The average cyclist normally assumes that bolt cutters are the only tool in a bike thief’s armoury. That’s why cable locks which are susceptible to bolt cutters are falling in popularity. But sadly, new bike theft techniques mean that even the popular “D-lock” design is not invincible, which is why it’s important cyclists use high-quality, Sold-Secure or Thatcham approved bike locks to prevent bike theft.
The Steering Clear of Cycle Crime conference, organised by national cycle database Bike Register, brought this issue to light. In an enlightening presentation, Roger Seal, Director of German bike lock manufacturer Abus Locks, identified many of the less well-known techniques cycle thieves use.
Portable car jack
One less well-known tool in bike thieves’ armoury is a portable, hydraulic car jack. Bike thieves have been known to use car jacks to force the shackle off the bike lock body. After testing this on a simulated machine both vertically and horizontally, Abus found that its lock would only break after 6 or 7 tonnes of pressure was added. Therefore, the 3.5 tonnes of pressure that an average portable car jack produces would never break a good D-lock. However, many other cheaper locks would not be able to withstand such force.
This is an extraordinary technique that’s being using by bike thieves. Did you know that some metals become brittle when they’re extremely cold? Savvy bike thieves do. They’ve been using a freezing-cold chemical spray of compressed chemical difluoroethane to soften bike locks before smashing them open.
Make sure you check when purchasing a bike lock that it has been ice spray tested to guarantee that you don’t become a victim of this innovative technique.
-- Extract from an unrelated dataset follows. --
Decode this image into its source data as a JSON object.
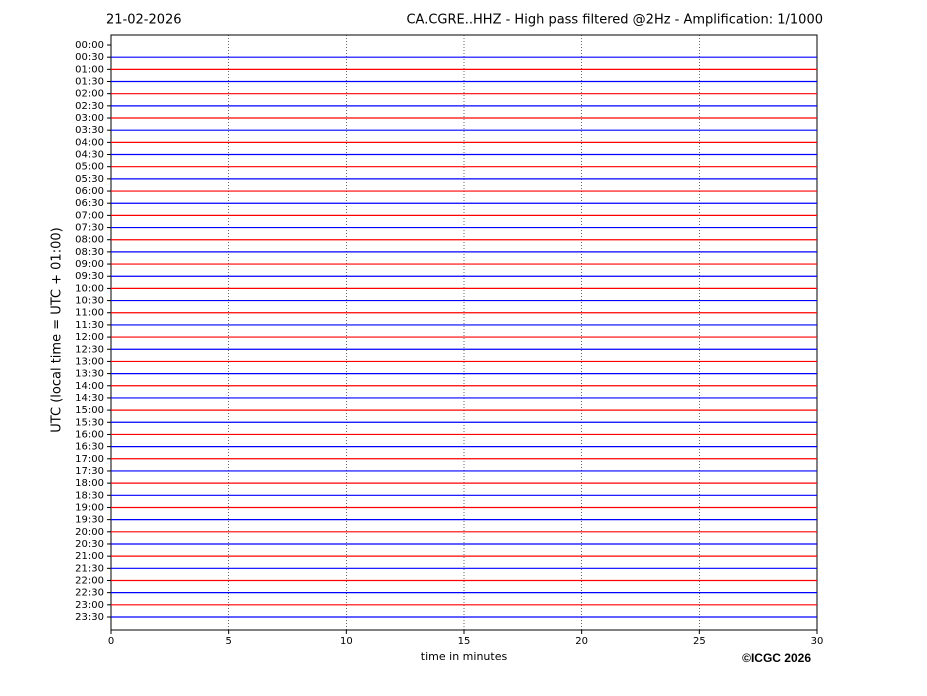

According to Abus, 54% of bike thefts in the UK take place in sheds, garages and houses. This is unsurprising, considering houses are often empty during the day and are still vulnerable at night as people sleep. Sawing away at whatever lock you have secured your bike to in a shed or garage is less likely to arouse suspicion than in a public place.
Another common utensil in a bike thief’s toolkit is a sledgehammer. Brute force is a standard tactic for a backpack cycle thief, so it’s essential that a lock can withstand such pressure.
Abus uses machines to simulate the force generated by a 3kg or 6kg sledgehammer hitting its products’ locking mechanisms. Some locks can buckle under such pressure, but high-quality ones should not.
Probably the most frequent tool used by bike thieves are bolt cutters. They’re common amongst thieves because they are usually pretty light and are therefore quite portable. They can also get through a lot of different materials including some metals. This is an example of where having a lock with high-quality metal is vital.
Bike thieves are coming up with lots of innovative ways of stealing bikes, which is why Cycleplan policyholders must use Sold-Secure or Thatcham approved locks with either a bronze, silver or gold rating depending on the value of their bike. Why spend hundreds of pounds on a bike, only to secure it with a cheap lock and find that you’re not covered?